Do contrario, na ideia da divindade pessoal surge a pluralidade que decorre da projeção das nossas pessoalidades, e, assim, Deus se torna deuses...

Sem a revelação de Deus sobre Si mesmo, toda ideia humana sobre um deus/pessoa conduz invariavelmente à idolatria das pessoalidades tão múltiplas quanto as nossas projeções dos humanos, surgindo assim os deuses de projeções de pessoalidades.

Daí tais deuses serem sempre iguais a nós, carregando nossas ambiguidades e ambivalências...

Quando chegamos a Jesus — Eu e o Pai somos um — temos algo tão para além da compreensão..., que não nos é possível compreender por meios próprios.
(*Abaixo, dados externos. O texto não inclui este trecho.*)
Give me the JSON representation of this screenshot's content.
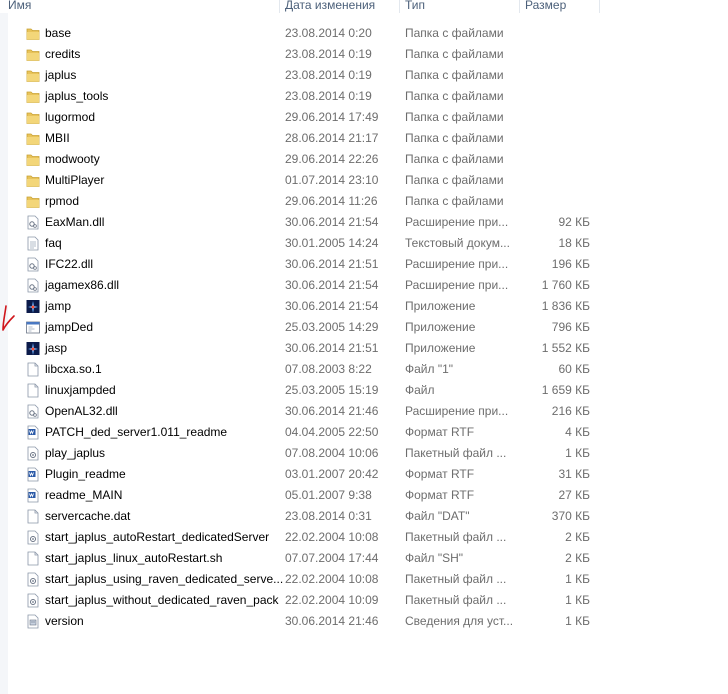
{
  "columns": {
    "name": "Имя",
    "date": "Дата изменения",
    "type": "Тип",
    "size": "Размер"
  },
  "rows": [
    {
      "name": "base",
      "date": "23.08.2014 0:20",
      "type": "Папка с файлами",
      "size": "",
      "icon": "folder-icon"
    },
    {
      "name": "credits",
      "date": "23.08.2014 0:19",
      "type": "Папка с файлами",
      "size": "",
      "icon": "folder-icon"
    },
    {
      "name": "japlus",
      "date": "23.08.2014 0:19",
      "type": "Папка с файлами",
      "size": "",
      "icon": "folder-icon"
    },
    {
      "name": "japlus_tools",
      "date": "23.08.2014 0:19",
      "type": "Папка с файлами",
      "size": "",
      "icon": "folder-icon"
    },
    {
      "name": "lugormod",
      "date": "29.06.2014 17:49",
      "type": "Папка с файлами",
      "size": "",
      "icon": "folder-icon"
    },
    {
      "name": "MBII",
      "date": "28.06.2014 21:17",
      "type": "Папка с файлами",
      "size": "",
      "icon": "folder-icon"
    },
    {
      "name": "modwooty",
      "date": "29.06.2014 22:26",
      "type": "Папка с файлами",
      "size": "",
      "icon": "folder-icon"
    },
    {
      "name": "MultiPlayer",
      "date": "01.07.2014 23:10",
      "type": "Папка с файлами",
      "size": "",
      "icon": "folder-icon"
    },
    {
      "name": "rpmod",
      "date": "29.06.2014 11:26",
      "type": "Папка с файлами",
      "size": "",
      "icon": "folder-icon"
    },
    {
      "name": "EaxMan.dll",
      "date": "30.06.2014 21:54",
      "type": "Расширение при...",
      "size": "92 КБ",
      "icon": "dll-icon"
    },
    {
      "name": "faq",
      "date": "30.01.2005 14:24",
      "type": "Текстовый докум...",
      "size": "18 КБ",
      "icon": "text-file-icon"
    },
    {
      "name": "IFC22.dll",
      "date": "30.06.2014 21:51",
      "type": "Расширение при...",
      "size": "196 КБ",
      "icon": "dll-icon"
    },
    {
      "name": "jagamex86.dll",
      "date": "30.06.2014 21:54",
      "type": "Расширение при...",
      "size": "1 760 КБ",
      "icon": "dll-icon"
    },
    {
      "name": "jamp",
      "date": "30.06.2014 21:54",
      "type": "Приложение",
      "size": "1 836 КБ",
      "icon": "game-exe-icon"
    },
    {
      "name": "jampDed",
      "date": "25.03.2005 14:29",
      "type": "Приложение",
      "size": "796 КБ",
      "icon": "window-exe-icon"
    },
    {
      "name": "jasp",
      "date": "30.06.2014 21:51",
      "type": "Приложение",
      "size": "1 552 КБ",
      "icon": "game-exe-icon"
    },
    {
      "name": "libcxa.so.1",
      "date": "07.08.2003 8:22",
      "type": "Файл \"1\"",
      "size": "60 КБ",
      "icon": "blank-file-icon"
    },
    {
      "name": "linuxjampded",
      "date": "25.03.2005 15:19",
      "type": "Файл",
      "size": "1 659 КБ",
      "icon": "blank-file-icon"
    },
    {
      "name": "OpenAL32.dll",
      "date": "30.06.2014 21:46",
      "type": "Расширение при...",
      "size": "216 КБ",
      "icon": "dll-icon"
    },
    {
      "name": "PATCH_ded_server1.011_readme",
      "date": "04.04.2005 22:50",
      "type": "Формат RTF",
      "size": "4 КБ",
      "icon": "rtf-icon"
    },
    {
      "name": "play_japlus",
      "date": "07.08.2004 10:06",
      "type": "Пакетный файл ...",
      "size": "1 КБ",
      "icon": "batch-icon"
    },
    {
      "name": "Plugin_readme",
      "date": "03.01.2007 20:42",
      "type": "Формат RTF",
      "size": "31 КБ",
      "icon": "rtf-icon"
    },
    {
      "name": "readme_MAIN",
      "date": "05.01.2007 9:38",
      "type": "Формат RTF",
      "size": "27 КБ",
      "icon": "rtf-icon"
    },
    {
      "name": "servercache.dat",
      "date": "23.08.2014 0:31",
      "type": "Файл \"DAT\"",
      "size": "370 КБ",
      "icon": "blank-file-icon"
    },
    {
      "name": "start_japlus_autoRestart_dedicatedServer",
      "date": "22.02.2004 10:08",
      "type": "Пакетный файл ...",
      "size": "2 КБ",
      "icon": "batch-icon"
    },
    {
      "name": "start_japlus_linux_autoRestart.sh",
      "date": "07.07.2004 17:44",
      "type": "Файл \"SH\"",
      "size": "2 КБ",
      "icon": "blank-file-icon"
    },
    {
      "name": "start_japlus_using_raven_dedicated_serve...",
      "date": "22.02.2004 10:08",
      "type": "Пакетный файл ...",
      "size": "1 КБ",
      "icon": "batch-icon"
    },
    {
      "name": "start_japlus_without_dedicated_raven_pack",
      "date": "22.02.2004 10:09",
      "type": "Пакетный файл ...",
      "size": "1 КБ",
      "icon": "batch-icon"
    },
    {
      "name": "version",
      "date": "30.06.2014 21:46",
      "type": "Сведения для уст...",
      "size": "1 КБ",
      "icon": "setup-info-icon"
    }
  ],
  "colors": {
    "header_text": "#4c607a",
    "folder": "#e8c35a",
    "annotation": "#d0161c"
  }
}
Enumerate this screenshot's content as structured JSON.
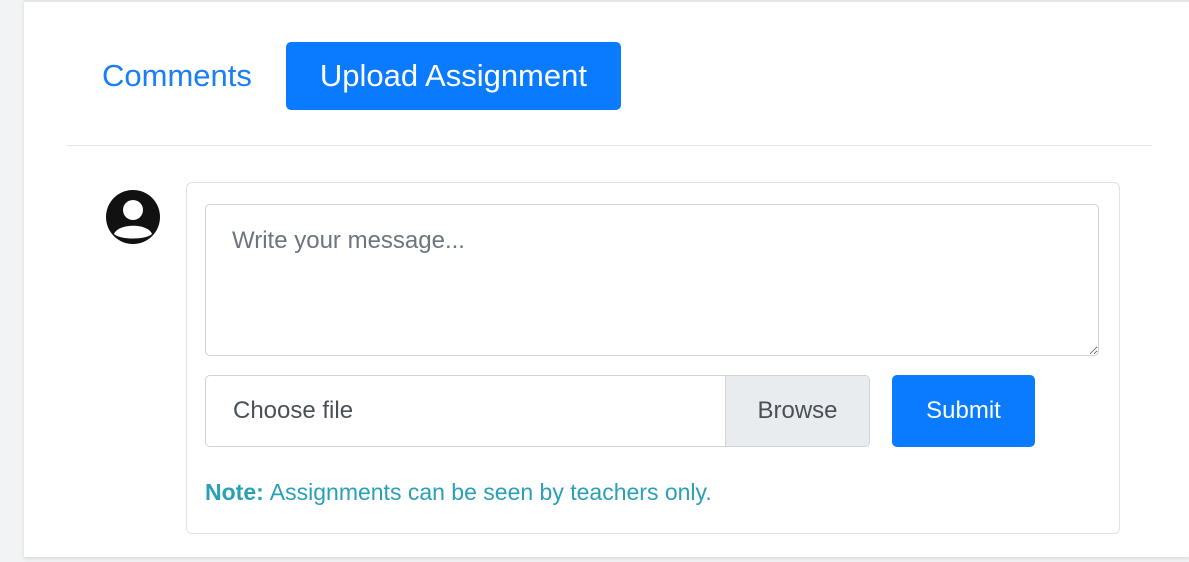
{
  "tabs": {
    "comments_label": "Comments",
    "upload_label": "Upload Assignment"
  },
  "form": {
    "message_placeholder": "Write your message...",
    "file_label": "Choose file",
    "browse_label": "Browse",
    "submit_label": "Submit",
    "note_prefix": "Note:",
    "note_text": "Assignments can be seen by teachers only."
  },
  "icons": {
    "avatar": "user-circle-icon"
  },
  "colors": {
    "primary": "#0a7bff",
    "link": "#1a7ef7",
    "note": "#2a9fb8"
  }
}
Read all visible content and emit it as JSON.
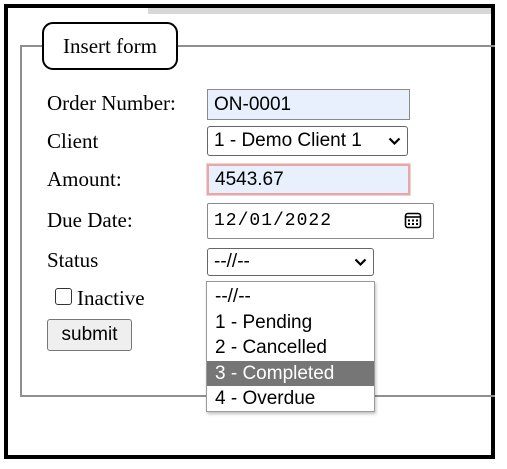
{
  "form": {
    "legend": "Insert form",
    "order_number": {
      "label": "Order Number:",
      "value": "ON-0001"
    },
    "client": {
      "label": "Client",
      "selected": "1 - Demo Client 1"
    },
    "amount": {
      "label": "Amount:",
      "value": "4543.67"
    },
    "due_date": {
      "label": "Due Date:",
      "value": "12/01/2022"
    },
    "status": {
      "label": "Status",
      "selected": "--//--",
      "options": [
        "--//--",
        "1 - Pending",
        "2 - Cancelled",
        "3 - Completed",
        "4 - Overdue"
      ],
      "highlighted": "3 - Completed"
    },
    "inactive": {
      "label": "Inactive",
      "checked": false
    },
    "submit_label": "submit"
  },
  "icons": {
    "calendar": "calendar-icon",
    "dropdown": "chevron-down-icon"
  },
  "colors": {
    "autofill_bg": "#e8f0fe",
    "invalid_border": "#e8a7a7",
    "option_highlight": "#767676"
  }
}
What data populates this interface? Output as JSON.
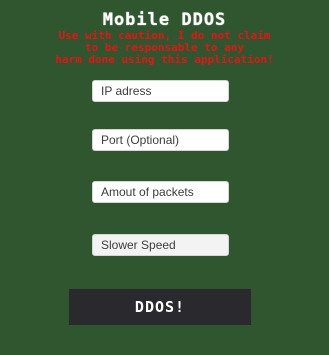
{
  "app": {
    "title": "Mobile DDOS",
    "warning_lines": [
      "Use with caution, I do not claim",
      "to be responsable to any",
      "harm done using this application!"
    ]
  },
  "form": {
    "ip_placeholder": "IP adress",
    "port_placeholder": "Port (Optional)",
    "packets_placeholder": "Amout of packets",
    "speed_placeholder": "Slower Speed"
  },
  "actions": {
    "ddos_label": "DDOS!"
  },
  "colors": {
    "background": "#2f562f",
    "warning": "#e61414",
    "button": "#2a2a2e"
  }
}
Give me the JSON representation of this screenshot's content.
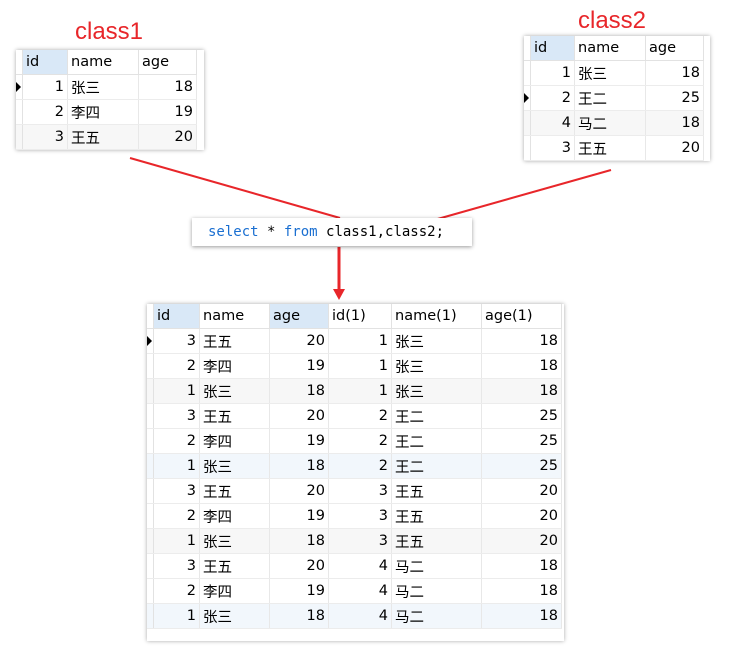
{
  "class1_label": "class1",
  "class2_label": "class2",
  "sql": {
    "kw_select": "select",
    "star": " * ",
    "kw_from": "from",
    "rest": " class1,class2;"
  },
  "class1": {
    "columns": [
      "id",
      "name",
      "age"
    ],
    "rows": [
      [
        "1",
        "张三",
        "18"
      ],
      [
        "2",
        "李四",
        "19"
      ],
      [
        "3",
        "王五",
        "20"
      ]
    ]
  },
  "class2": {
    "columns": [
      "id",
      "name",
      "age"
    ],
    "rows": [
      [
        "1",
        "张三",
        "18"
      ],
      [
        "2",
        "王二",
        "25"
      ],
      [
        "4",
        "马二",
        "18"
      ],
      [
        "3",
        "王五",
        "20"
      ]
    ]
  },
  "result": {
    "columns": [
      "id",
      "name",
      "age",
      "id(1)",
      "name(1)",
      "age(1)"
    ],
    "rows": [
      [
        "3",
        "王五",
        "20",
        "1",
        "张三",
        "18"
      ],
      [
        "2",
        "李四",
        "19",
        "1",
        "张三",
        "18"
      ],
      [
        "1",
        "张三",
        "18",
        "1",
        "张三",
        "18"
      ],
      [
        "3",
        "王五",
        "20",
        "2",
        "王二",
        "25"
      ],
      [
        "2",
        "李四",
        "19",
        "2",
        "王二",
        "25"
      ],
      [
        "1",
        "张三",
        "18",
        "2",
        "王二",
        "25"
      ],
      [
        "3",
        "王五",
        "20",
        "3",
        "王五",
        "20"
      ],
      [
        "2",
        "李四",
        "19",
        "3",
        "王五",
        "20"
      ],
      [
        "1",
        "张三",
        "18",
        "3",
        "王五",
        "20"
      ],
      [
        "3",
        "王五",
        "20",
        "4",
        "马二",
        "18"
      ],
      [
        "2",
        "李四",
        "19",
        "4",
        "马二",
        "18"
      ],
      [
        "1",
        "张三",
        "18",
        "4",
        "马二",
        "18"
      ]
    ]
  },
  "colors": {
    "red": "#e8262a",
    "keyword": "#1a6fd1",
    "header_highlight": "#d9e8f7"
  }
}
Sim, por todas as razões DEUS EM CRISTO é um absurdo, mas, sobretudo, pelo fato que Esse que Encarna Deus, Ama com uma paixão sem romance; ama em espírito, a tal ponto que Nietzsche disse ter lido os Evangelhos e não ter encontrado alma humana em Jesus, posto que buscasse também a projeção do humano, conforme ele, Nietzsche, entendia o homem a partir de si mesmo...; e, por tal olhar, ele não encontrou em Jesus o que julgasse que seria uma alma, ou seja: a passionalidade e a parcialidade do amor conforme nos humanos.

Entretanto, até mesmo olhando para o Jesus da História, não se encontra Deus, mas a beleza do Homem, do Filho do Homem.

É a revelação direta do próprio Deus ao coração humano, de modo a não ser explicado, o que pode trazer-nos ao entendimento que transcende as lógicas, e, assim, gerar a certeza de que Deus estava em Cristo.

Sim, somente assim Jesus vai além do Filho do Homem e chega a ser para o homem o Filho de Deus, na perspectiva de que o Pai e o Filho são Um.

Entretanto, crer no Filho do Homem, segundo Jesus, põe aquele que assim veja a Jesus [...] no Caminho de abraçar o amor de Deus no amor que devote aos humanos, e que fará aquele que assim haja na vida um dia ouvir: “Entre, bendito do meu Pai, pois tive fome e me deste de comer”...

Nesse caso, a imanência de Deus no Filho do Homem leva o homem a transcender na pratica da imanência do amor do homem pelo homem, na vida.

Quando, porém, se discerne Deus em Cristo, se transcende num nível de consciência e deliberação lúcida que gera intimidade relacional com Deus.

Assim, sem humanidade de Encarnação, é impossível aos humanos discernirem qualquer coisa do amor de Deus na perspectiva de que Deus é Amor.

Sim, pois mesmo na Antiga Aliança, a ênfase não era no amor de Deus, mas sim na Sua Justiça e Verdade.

É em Cristo Jesus que Deus é Amor, e tudo mais decorre desse Amor!

É também no mistério da fusão de Deus no Filho do Homem e no Filho de Deus, que Deus é amor para nós, e sem lugar para a idolatria, por mais próximo do humano que tal fato faça Deus se tornar.

É a revelação da Absoluta Singularidade de Jesus o que acaba com a idolatria.